Article 4TD9W How Fairphone's social mission created gender balance... without really trying

How Fairphone's social mission created gender balance... without really trying

by
Oliver Balch
from on (#4TD9W)

Unlike most tech companies, Fairphone has a workforce with an almost equal gender split, and a majority of women in leadership. So is its ethical mission the secret to achieving parity?

Eva Gouwens had heard that the tech industry was male-dominated, but it wasn't until she attended the Mobile World Congress in Barcelona for the first time that the extent of the gender imbalance really hit her.

"I hadn't really noticed it as an issue until I saw the line for the toilets," says Gouwens, chief executive of the ethical phone manufacturer Fairphone, which creates phones with no "conflict minerals" (ie from areas of the world with violence and human rights abuses), manufactured in a factory where workers are fairly paid. "It's the first event I've been to where the queue was longer for the men than for the women."

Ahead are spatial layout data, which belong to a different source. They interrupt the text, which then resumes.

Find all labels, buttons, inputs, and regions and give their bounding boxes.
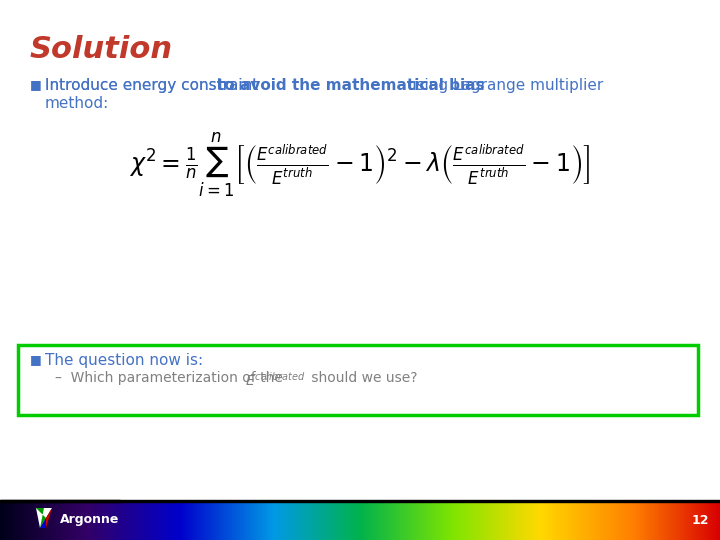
Text: The question now is:: The question now is:: [45, 353, 203, 368]
Polygon shape: [40, 518, 46, 528]
Text: $\chi^2 = \frac{1}{n}\sum_{i=1}^{n}\left[\left(\frac{E^{\mathit{calibrated}}}{E^: $\chi^2 = \frac{1}{n}\sum_{i=1}^{n}\left…: [129, 131, 591, 199]
Polygon shape: [46, 508, 52, 528]
Polygon shape: [36, 508, 52, 528]
Text: $\mathit{E}^{\mathit{calibrated}}$: $\mathit{E}^{\mathit{calibrated}}$: [245, 371, 305, 389]
Text: should we use?: should we use?: [307, 371, 418, 385]
Text: Introduce energy constraint: Introduce energy constraint: [45, 78, 263, 93]
Text: Introduce energy constraint: Introduce energy constraint: [45, 78, 263, 93]
Text: Solution: Solution: [30, 35, 173, 64]
Polygon shape: [36, 508, 46, 528]
Bar: [0, 500, 720, 502]
Text: method:: method:: [45, 96, 109, 111]
Text: ■: ■: [30, 353, 42, 366]
Text: using Lagrange multiplier: using Lagrange multiplier: [402, 78, 603, 93]
FancyBboxPatch shape: [18, 345, 698, 415]
Text: –  Which parameterization of the: – Which parameterization of the: [55, 371, 287, 385]
Text: 12: 12: [691, 515, 708, 528]
Text: to avoid the mathematical bias: to avoid the mathematical bias: [217, 78, 485, 93]
Text: Argonne: Argonne: [60, 514, 120, 526]
Text: ■: ■: [30, 78, 42, 91]
Bar: [0, 500, 120, 502]
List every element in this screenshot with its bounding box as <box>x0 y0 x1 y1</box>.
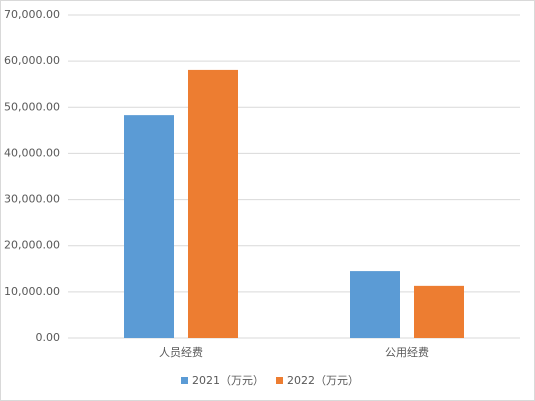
y-tick-label: 10,000.00 <box>4 285 60 298</box>
y-tick-label: 20,000.00 <box>4 239 60 252</box>
bar <box>124 115 174 338</box>
y-tick-label: 60,000.00 <box>4 54 60 67</box>
x-tick-label: 人员经费 <box>159 346 203 359</box>
y-tick-label: 0.00 <box>36 331 61 344</box>
legend-label: 2022（万元） <box>287 374 359 387</box>
bar <box>350 271 400 338</box>
bar <box>414 285 464 338</box>
legend-swatch <box>276 377 283 384</box>
y-tick-label: 50,000.00 <box>4 100 60 113</box>
y-tick-label: 40,000.00 <box>4 146 60 159</box>
legend-label: 2021（万元） <box>192 374 264 387</box>
bar <box>188 69 238 338</box>
y-tick-label: 30,000.00 <box>4 193 60 206</box>
legend-swatch <box>181 377 188 384</box>
x-tick-label: 公用经费 <box>385 346 429 359</box>
y-tick-label: 70,000.00 <box>4 8 60 21</box>
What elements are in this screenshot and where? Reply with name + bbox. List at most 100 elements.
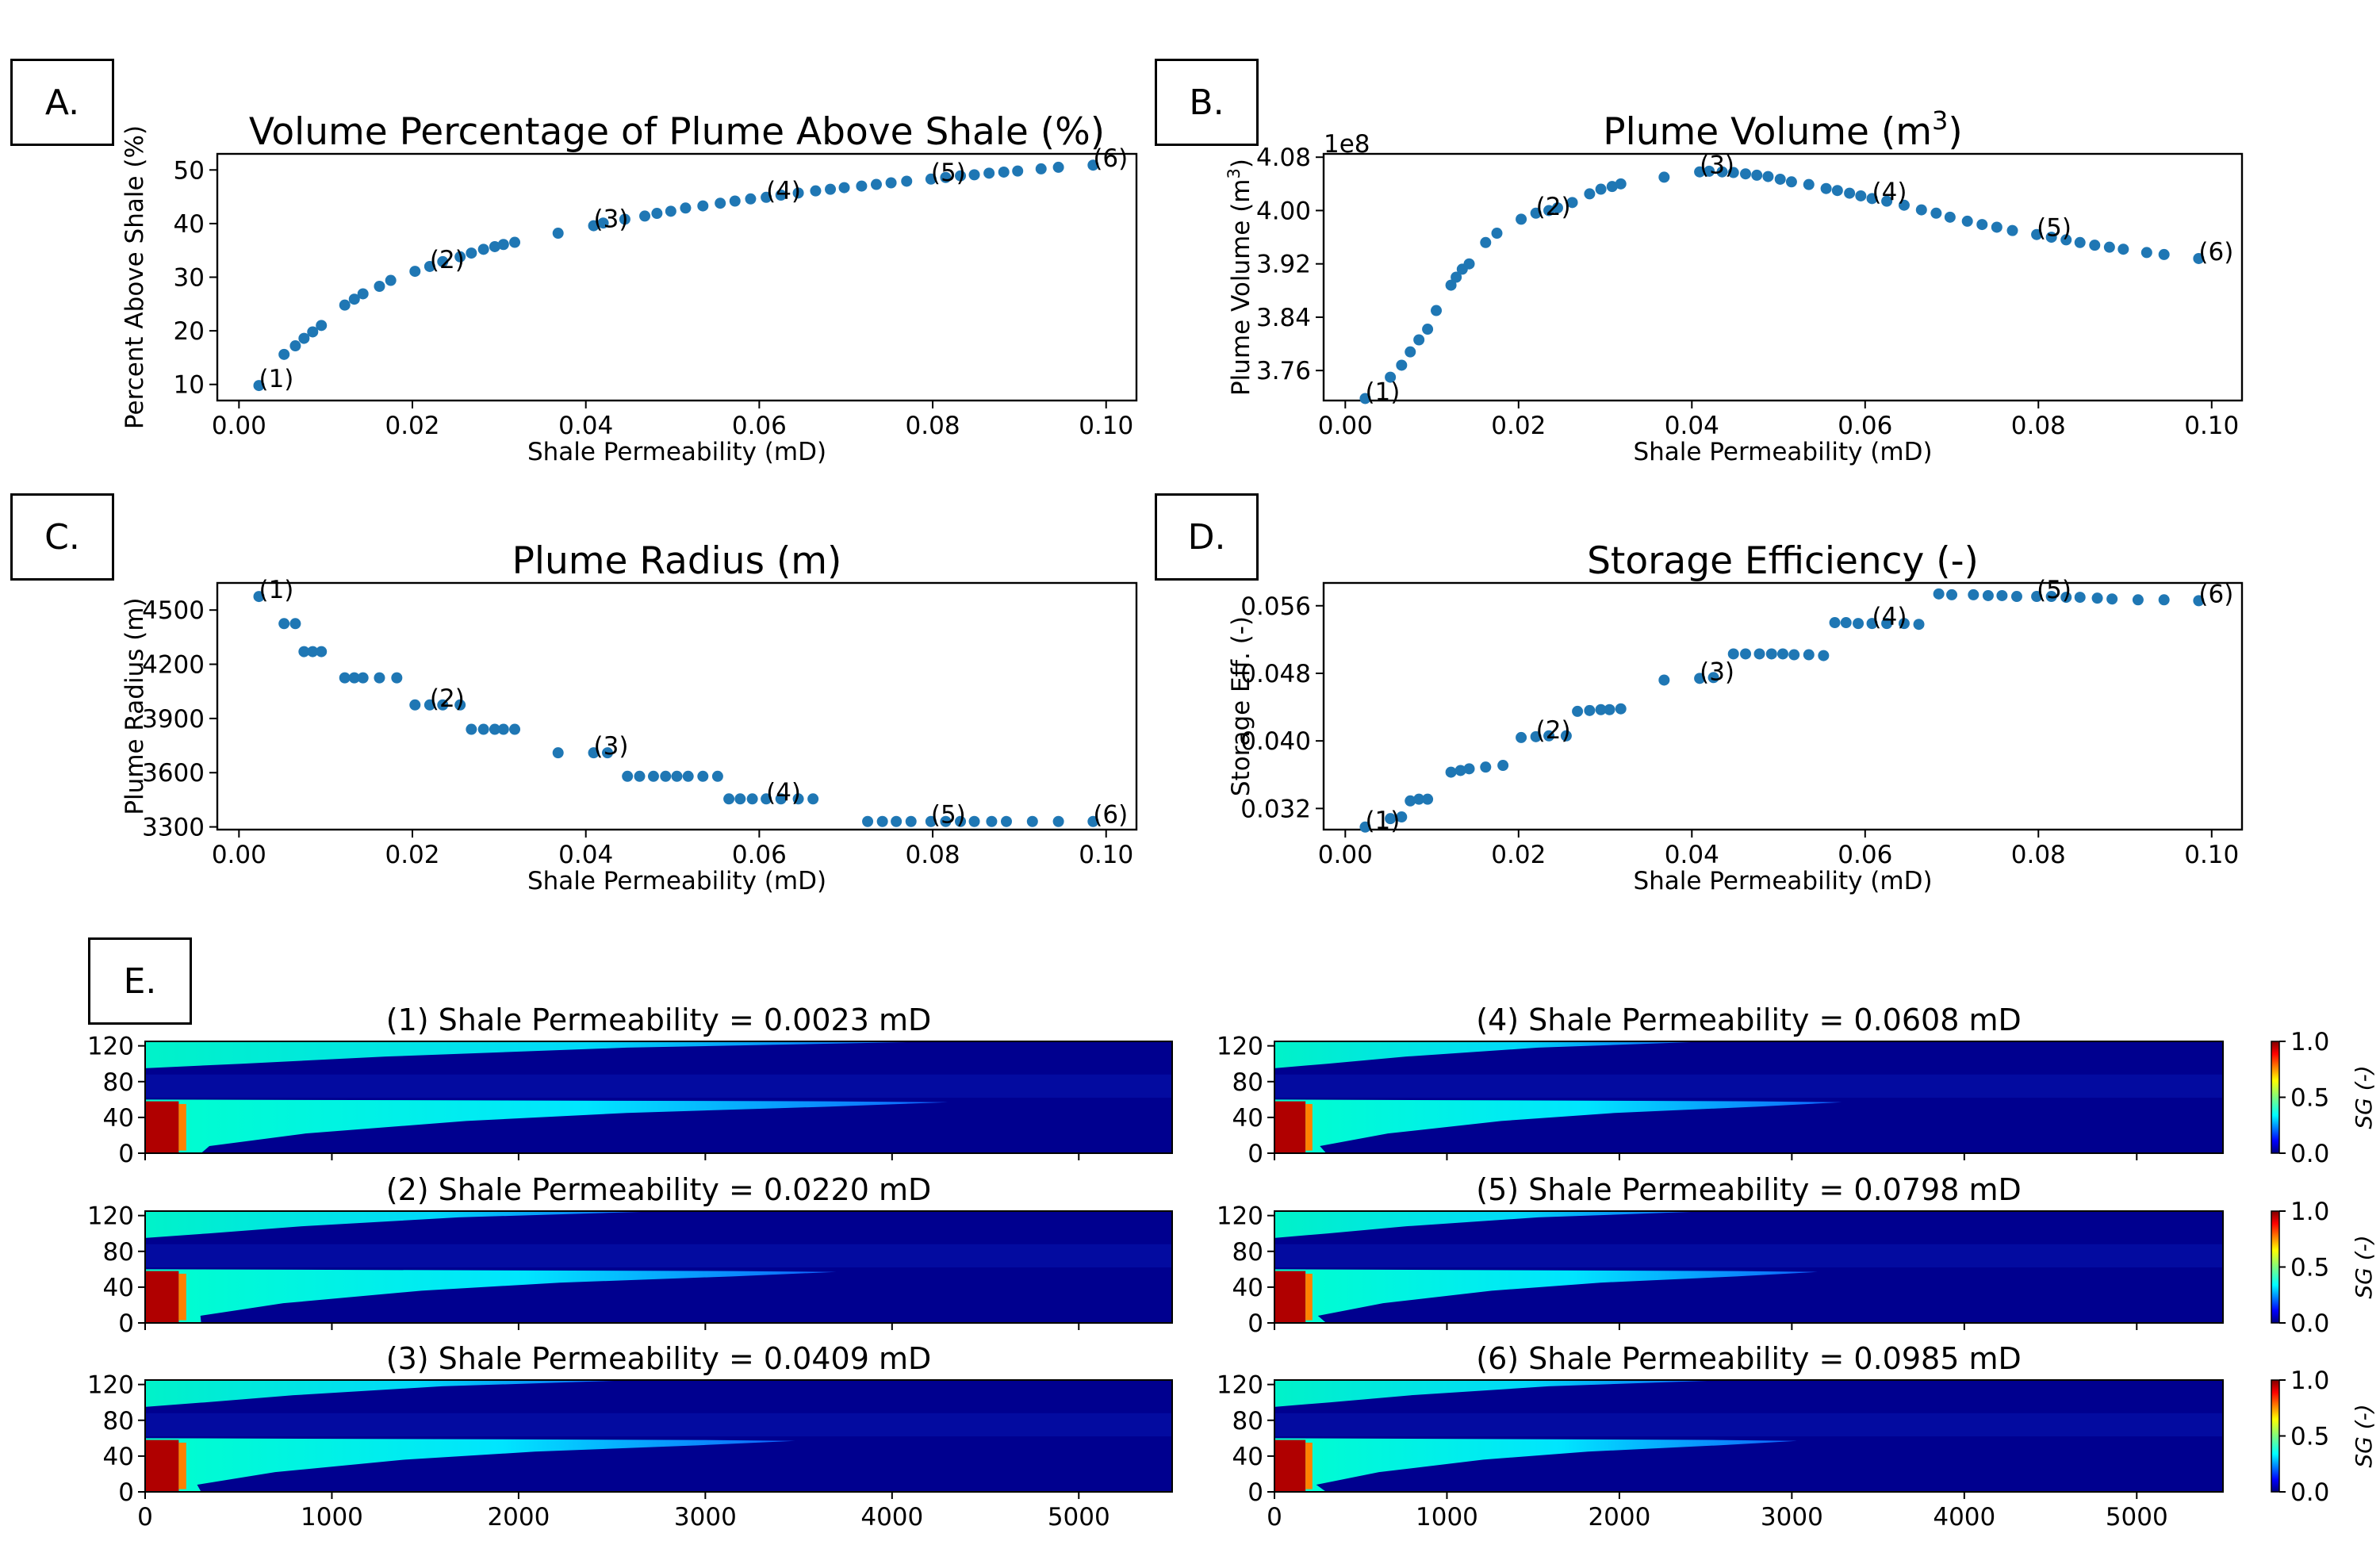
shale-layer (1274, 1074, 2223, 1098)
data-point (775, 190, 787, 201)
upper-plume (1274, 1041, 1715, 1068)
x-tick-label: 1000 (1416, 1503, 1478, 1532)
panel-label-b: B. (1155, 59, 1259, 146)
data-point (998, 166, 1010, 178)
data-point (651, 208, 663, 220)
x-tick-label: 0.10 (2184, 841, 2239, 869)
y-tick-label: 3.92 (1256, 251, 1311, 279)
data-point (940, 815, 952, 827)
map-frame (144, 1210, 1173, 1324)
lower-plume (145, 1099, 949, 1153)
data-point (1454, 765, 1466, 776)
y-tick-label: 40 (1232, 1104, 1263, 1133)
x-tick-label: 0 (1267, 1503, 1282, 1532)
data-point (1727, 167, 1739, 178)
data-point (1359, 821, 1371, 833)
point-annotation: (3) (1700, 657, 1734, 686)
data-point (1933, 588, 1945, 600)
y-tick-label: 80 (1232, 1407, 1263, 1436)
y-tick-label: 3900 (142, 705, 205, 734)
data-point (775, 793, 787, 805)
x-tick-label: 0.08 (2011, 841, 2066, 869)
data-point (1774, 173, 1786, 185)
upper-plume (145, 1211, 669, 1238)
upper-plume (145, 1380, 640, 1407)
data-point (968, 169, 980, 181)
data-point (1831, 185, 1843, 197)
point-annotation: (2) (430, 246, 465, 274)
point-annotation: (2) (1536, 193, 1571, 221)
point-annotation: (4) (1872, 603, 1907, 631)
data-point (423, 260, 435, 272)
data-point (1785, 176, 1797, 188)
data-point (1052, 161, 1064, 173)
data-point (509, 723, 521, 735)
data-point (1087, 159, 1099, 171)
data-point (1445, 766, 1457, 778)
data-point (647, 770, 659, 782)
plot-frame (216, 152, 1138, 402)
y-tick-label: 120 (87, 1033, 134, 1061)
map-title: (5) Shale Permeability = 0.0798 mD (1476, 1172, 2022, 1207)
x-tick-label: 0.00 (212, 412, 266, 440)
data-point (1818, 650, 1830, 661)
chart-title: Storage Efficiency (-) (1587, 539, 1979, 583)
colorbar-0: 1.0 0.5 0.0 SG (-) (2271, 1028, 2377, 1168)
colorbar-2: 1.0 0.5 0.0 SG (-) (2271, 1367, 2377, 1507)
map-frame (144, 1041, 1173, 1154)
data-point (278, 348, 290, 360)
y-tick-label: 0 (1247, 1478, 1263, 1507)
y-tick-label: 20 (174, 317, 205, 346)
data-point (792, 793, 804, 805)
data-point (1991, 221, 2002, 233)
y-tick-label: 4.00 (1256, 197, 1311, 225)
data-point (905, 815, 917, 827)
data-point (1405, 346, 1416, 358)
data-point (1572, 705, 1584, 717)
chart-title-sup: 3 (1932, 105, 1948, 136)
chart-title: Plume Radius (m) (512, 539, 842, 583)
y-tick-label: 0.040 (1240, 727, 1311, 756)
colorbar-tick-label: 1.0 (2290, 1028, 2329, 1056)
data-point (711, 770, 723, 782)
data-point (729, 195, 741, 207)
data-point (1740, 648, 1752, 660)
data-point (2074, 236, 2086, 248)
data-point (1405, 795, 1416, 807)
lower-plume (1274, 1269, 1818, 1323)
data-point (339, 672, 351, 684)
data-point (1560, 730, 1572, 742)
data-point (723, 793, 735, 805)
data-point (838, 182, 850, 194)
shale-layer (145, 1244, 1172, 1268)
data-point (665, 205, 676, 217)
data-point (489, 240, 500, 252)
data-point (1898, 618, 1910, 630)
injection-zone (145, 1271, 179, 1323)
injection-zone (1274, 1101, 1306, 1153)
y-tick-label: 120 (1217, 1371, 1263, 1400)
data-point (1445, 279, 1457, 291)
map-background (145, 1211, 1172, 1323)
point-annotation: (2) (1536, 716, 1571, 745)
y-tick-label: 3.76 (1256, 357, 1311, 385)
x-tick-label: 5000 (2106, 1503, 2168, 1532)
data-point (2091, 592, 2103, 604)
data-point (1035, 163, 1047, 174)
data-point (489, 723, 500, 735)
point-annotation: (1) (259, 576, 293, 604)
data-point (1000, 815, 1012, 827)
data-point (2060, 592, 2072, 604)
x-tick-label: 0.04 (558, 841, 613, 869)
point-annotation: (4) (1872, 178, 1907, 206)
data-point (391, 672, 403, 684)
data-point (1497, 760, 1509, 772)
data-point (825, 183, 837, 195)
y-tick-label: 40 (103, 1274, 134, 1302)
shale-layer (1274, 1413, 2223, 1437)
x-tick-label: 4000 (1933, 1503, 1995, 1532)
colorbar-label: SG (-) (2351, 1065, 2377, 1129)
point-annotation: (1) (1365, 807, 1400, 835)
x-axis-label: Shale Permeability (mD) (1633, 867, 1932, 895)
data-point (1052, 815, 1064, 827)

Her initial lack of awareness has its reasons. For one, Gouwens is relatively new to the sector. A veteran of the food industry, the 44-year-old business development expert only switched to tech two years ago - first as managing director of Amsterdam-based Fairphone and then, since last October, as its chief executive.

Second, she stepped in at the helm of what was already a fairly egalitarian ship. The gender split of Fairphone's 75-person workforce is almost straight down the middle (52% male, 48% female). On the firm's executive management team, meanwhile, six of the eight members are women (including the commercial and operations directors).

Such atypical parity partly owes to the Dutch way of doing things, according to Gouwens. Rules on shared parental leave, childcare and other types of care provision are "quite progressive", she says. That said, the Netherlands only ranks 19th on the Women in Work Index (six places behind the UK). The report also points out that females make up a mere 14% of ICT specialists in the Netherlands.

So, is Fairphone doing something especially different? Not really, Gouwens admits sheepishly. Sure, the firm is gender-blind with respect to pay and promotion, but it doesn't go the extra mile to accommodate childcare needs, say, or to extend maternity pay.

More influential in creating a balanced workforce, she conjectures, is the phone manufacturer's mission and backstory. The firm's origins date back to the hackers' movement and a long-running activist campaign around human rights abuses in the supply chains of large mobile phone manufacturers.

In 2013, the organisation switched focus, she explains: "At the beginning, our focus was on disclosing the influence of mobile phones on society and on your life, but we realised that, while we were raising awareness, we weren't offering solutions, which is why we decided to make our own ethical phone."

It is this singular purpose ("dare to care" is how Gouwens phrases it) that resonates so powerfully with Fairphone's female workforce, she argues: "I think adding this angle to tech might well attract more women to Fairphone than to other tech companies."

The testimonials of Fairphone's website give credence to the claim. Finance manager Mariana da Costa credits her job to her sense that "positive changes are possible", while supply chain expert (and ex-human rights worker) Laura Gerritsen is cited as saying that the firm's ethical ambitions make her "happy to work crazy hours".

Evidence of the positive effects that an overt social mission can have on gender balance extends beyond just Fairphone. According to research by the British Council, women make up 66% of the workforce in UK social enterprises and 65% in US ones, while making only 46% of the working population as a whole in both nations.

When it comes to women and tech, Gouwens' chief challenge focuses less on her workforce and more on consumers. At present, about two-thirds (65%) of Fairphone's retail customers are men - a disparity that bucks the trend for the firm's target market of "conscious consumers", which, according to Gouwens, is "quite balanced".

It's not entirely clear what the sticking point is here. One reason could be price. Women on average spend 10% less on consumer electronics than men and so might feasibly be more averse to paying an ethical "premium" for a Fairphone device (its newest device, the Fairphone 3, costs 420, which is 200 more than a similar, non-ethical, smartphone).